Categorized | Suffolk Close-up

Not Public Power

Posted on 12 July 2013

By Karl Grossman

It took years of hard work to get the Long Island Power Authority created. The vision was to have a public power utility through which Long Islanders, democratically, could determine their energy future. There are many similar and successful operations around the United States.

And it’s taken just weeks for the energy dream here to be basically destroyed.

“POWER TRANSFER,” declared Newsday’s front-page last week. “LIPA’s handoff of most operations to PSEG is underway,” said the sub-head.

The bill, passed by the New York State Legislature last month, giving Newark, New Jersey-based Public Service Electric and Gas or PSEG nearly complete control of Long Island’s electric system and reducing LIPA to a 20-employee shell, had not yet been signed by Governor  Andrew Cuomo. But, as the Newsday article began: “The transition to PSEG’s operation of Long Island’s electric grid is underway marking the end of 15 years of LIPA control.”

Governor Cuomo remains extremely bullish about what’s happening — indeed he’s been the force behind it. “LIPA was a bad idea that should have been replaced 20 years ago,” said Mr. Cuomo in a recent appearance on Long Island.

Long Island’s state lawmakers were deeply split when the vote came on June 20. In the State Assembly, nine members from Long Island voted against it, 13 members for it.

State Assemblyman Fred W. Thiele, Jr. of Sag Harbor rose to speak against the bill. He declared that under it the ratepayers of Long Island “will not be adequately protected,” in fact would be the “least protected” ratepayers in New York State. An “out-of-state utility” will be running things with the state Public Service Commission limited to “making recommendations” to PSEG. There will not be, under the bill, adequate “accountability and oversight.”

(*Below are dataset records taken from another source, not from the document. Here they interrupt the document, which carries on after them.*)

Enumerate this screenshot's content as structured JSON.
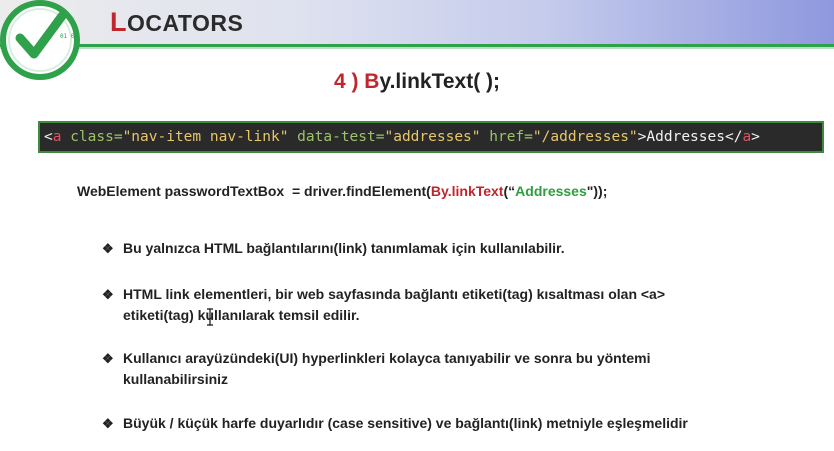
{
  "header": {
    "title_first": "L",
    "title_rest": "OCATORS",
    "logo_badge": "01 01"
  },
  "method": {
    "prefix": "4 ) ",
    "by": "B",
    "rest": "y.linkText( );"
  },
  "code": {
    "lt": "<",
    "a_open": "a",
    "attr_class": " class=",
    "val_class": "\"nav-item nav-link\"",
    "attr_datatest": " data-test=",
    "val_datatest": "\"addresses\"",
    "attr_href": " href=",
    "val_href": "\"/addresses\"",
    "gt_text": ">Addresses</",
    "a_close": "a",
    "gt": ">"
  },
  "java": {
    "prefix": "WebElement passwordTextBox  = driver.findElement(",
    "by": "By.linkText",
    "open": "(“",
    "arg": "Addresses",
    "close": "\"));"
  },
  "bullets": [
    {
      "mark": "❖",
      "lines": [
        "Bu yalnızca HTML bağlantılarını(link) tanımlamak için kullanılabilir."
      ]
    },
    {
      "mark": "❖",
      "lines": [
        "HTML link elementleri, bir web sayfasında bağlantı etiketi(tag) kısaltması olan <a>",
        "etiketi(tag) kullanılarak temsil edilir."
      ]
    },
    {
      "mark": "❖",
      "lines": [
        "Kullanıcı arayüzündeki(UI) hyperlinkleri kolayca tanıyabilir ve sonra bu yöntemi",
        "kullanabilirsiniz"
      ]
    },
    {
      "mark": "❖",
      "lines": [
        "Büyük / küçük harfe duyarlıdır (case sensitive) ve bağlantı(link) metniyle eşleşmelidir"
      ]
    }
  ]
}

He reviewed the history of LIPA and the vision behind it — to stop the Shoreham nuclear power plant and, with an elected board of trustees, decide Long Island’s energy future with an emphasis on clean, renewable energy.

But, he said, the “intent” of LIPA was “perverted.” It never was allowed to have an elected board as the law establishing LIPA provided. Instead, Mr. Cuomo’s father, Governor Mario Cuomo and his successor, Governor George Pataki, put in place a system of having the governor appoint most board members and the State Assembly speaker and State Senate majority leader naming the rest.

Back on Long Island last week, Mr. Thiele said “this was not reform. It will be the worst of both worlds — a shell public utility in LIPA and a private utility the PSC can only make recommendations to.”

“I would have liked to see a full public utility,” he said. Indeed, in session after session Mr. Thiele introduced bills to return to having LIPA function with an elected board. Every year that was not enacted in Albany. Now, “Long Islanders will not have control of their energy future. We had an opportunity to make things a lot better and we missed the opportunity.”

Also voting against the bill was Assemblyman Mike Fitzpatrick of Smithtown. Mr. Fitzpatrick, back on Long Island, commented that Mr. Cuomo has been “fairly criticized for ignoring LIPA, for letting it be leaderless.”

“It’s not a better mousetrap,” said Mr. Fitzpatrick, about the new set-up. ”This is not going to drive rates down.” Also, he has great concern for how “this major issue was rushed through at the very last minute. I get an uncomfortable feeling when there is such haste to get things done.”

It’s done now. LIPA has been all but eliminated. Meanwhile, public power utilities on which LIPA was based continue to run well. Among these is the Sacramento Municipal Utility District (SMUD) covering California’s state capital and surrounding 900 square miles, serving 1.4 million people. It has an elected board of seven trustees and a commitment to green energy. A nuclear plant, Rancho Seco, was closed by a vote of SMUD ratepayers at nearly the same time the LIPA formation stopped Shoreham.

“SMUD is your community-owned and not-for-profit electric service,” declares the utility on its home page (, “delivering on the promise of public power in the Sacramento region since 1946.” Why couldn’t the same be done on Long Island?